Compound isolation, purification, and identification

The WT P. citrinum and mutants were cultured on 2 L YES medium at 28 °C for 5 days. The cells were extracted with ethyl acetate three times and the extracts were evaporated to dryness. The crude extracts were then isolated by silica chromatography, the fractions containing target compounds were collected, and the solvent was removed by rotary evaporation. The target fractions were further purified by Sephadex LH-20 (40–70 μm; GE Healthcare Life Science, USA) chromatography.
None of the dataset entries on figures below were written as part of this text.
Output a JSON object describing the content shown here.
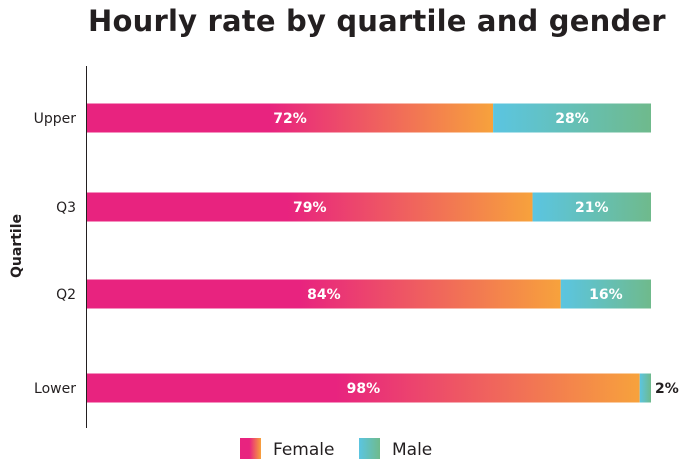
{
  "chart_data": {
    "type": "bar",
    "orientation": "horizontal",
    "stacked": true,
    "title": "Hourly rate by quartile and gender",
    "ylabel": "Quartile",
    "xlabel": "",
    "xlim": [
      0,
      100
    ],
    "grid": false,
    "legend_position": "bottom",
    "categories": [
      "Upper",
      "Q3",
      "Q2",
      "Lower"
    ],
    "series": [
      {
        "name": "Female",
        "values": [
          72,
          79,
          84,
          98
        ],
        "labels": [
          "72%",
          "79%",
          "84%",
          "98%"
        ],
        "color_start": "#e8237f",
        "color_end": "#f7a23c"
      },
      {
        "name": "Male",
        "values": [
          28,
          21,
          16,
          2
        ],
        "labels": [
          "28%",
          "21%",
          "16%",
          "2%"
        ],
        "color_start": "#5bc5e1",
        "color_end": "#6fba8c"
      }
    ]
  }
}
The obtained subfractions were purified by Prep-HPLC (Agilent 1260 with DAD-detector) equipped with a semi-preparative Ultimate XB-C18 column (10 × 250 mm, 5 µm, Welch, China). A linear gradient of 40–80% acetonitrile (v/v) over 30 min in H₂O (0.01% triethylamine, v/v) at a flow rate of 4 mL min⁻¹ was used for compounds purification. The resulting compounds were collected and dried for NMR analysis. NMR spectra were recorded on a Bruker NEO 600 MHz High-Performance Digital NMR (BrukerBiospin, Sweden), using CDCl₃ solvent (Cambridge Isotope Laboratories, USA). High-resolution mass spectrometry (HRMS) was performed on an Agilent 1290 Infinity/6230 TOF LCMS system, using electrospray ionization in positive mode.